Vitale, who coached high school, college and briefly in the NBA, was enshrined as a contributor to the game after spending the past 30 years becoming the voice of college basketball — extolling the virtues of “PTPers (prime time players),” screaming “Awesome baby!” and being passed overhead through student sections across the country.

It was Vitale who nicknamed Olajuwon “The Dream” during his freshman year at Houston, where the 7-footer led the Cougars to three Final Fours. In the NBA, Olajuwon had 27,000 points, 13,747 rebounds and 3,830 blocks

“It was a dream that came true,” he said.

Ewing also went to three Final Fours at Georgetown. He scored just under 25,000 points and had 11,607 rebounds in the NBA, becoming the New York Knicks’ career leader in points, rebounds, blocked shots and steals, and earned two Olympic gold medals.

Olajuwon was asked about the friendly rivalry he and Ewing shared while becoming two of the greatest centers in basketball history.

“Who said it was friendly?” Olajuwon replied.

Ewing’s Georgetown Hoyas beat Olajuwon and the Houston Cougars in the 1984 NCAA championship game. But Olajuwon earned two NBA rings in Houston, the first 10 years later, by beating Ewing’s New York Knicks in a seven-game series in 1994.

“I could not picture my career without Patrick,” Olajuwon said before the induction ceremony. “We are so intertwined from college. We play alike in so many ways. We are blocking shots, steals, intimidation. When Patrick is at the other end of the floor, you know you are playing against your toughest opponent.”

Ewing, who came to the United States from Jamaica at the age of 12, said he felt a kinship with Olajuwon, who grew up playing soccer and team handball in Nigeria. Both, he said, found their identity while playing basketball in their new country.

“When I played against Hakeem, I definitely wanted to be at my best,” Ewing said. “I think he feels the same way. We both know what each other brings to the table — intensity, energy, effort. You would have to put out 110 percent to play against each other.”

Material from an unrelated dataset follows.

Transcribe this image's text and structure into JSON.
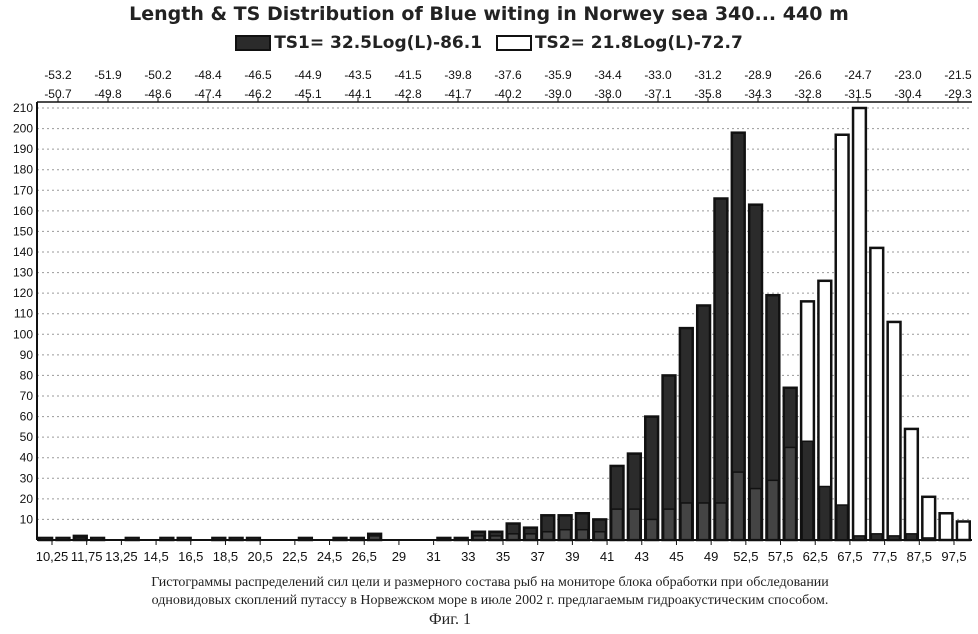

Riley, after winning championships as a player and assistant, won five more as a coach — four with the “Showtime” Los Angeles Lakers of the 1980s, and another with the Miami Heat in 2006. It took that final title, Riley said, to convince a lot of people that he really was a good coach.

“I truly believe that what happened in Miami validated what probably a lot of people felt that I might not be able to do, and that what I did in New York and what I did in L.A. maybe was because there was just a lot of good players,” said Riley, now president of the Heat.

Dantley, who made it in after being a finalist for the Hall of Fame six other times, also spoke of validation. He played for seven NBA teams during his 15-year career, scoring over 23,000 points. But he never felt that he got the respect he deserved.

“Ever since I’ve been in high school, I’ve dominated at every level, but my critics always had something to say about me,” Dantley said. “All those other guys, they were supposed to get in, they were talented. But I got in through hard work.”

Rush, a pioneer in women’s sports, had been nominated five other times. That’s just 10 fewer than the number of games she lost in her coaching career. She was 149-15 in her seven years at Immaculata, leading her team to three consecutive national championships between 1972-74, despite playing with no gym, and one set of uniforms. She could only take eight players to the first championship tournament, and had to fly standby.

“I accept this honor for all of the women who coached and played so many years ago, who have been forgotten, whose scores and skills have never been brought to the fore, but they played for the love of the game,” she said.

Davidson, whose teams have won three NBA titles and two in the WNBA, enters the Hall of Fame as a contributor. He played a key role in structuring the NBA’s salary cap and free agency systems. Davidson was also among the first owners to put NBA teams on private planes and luxury boxes closer to the court in arenas.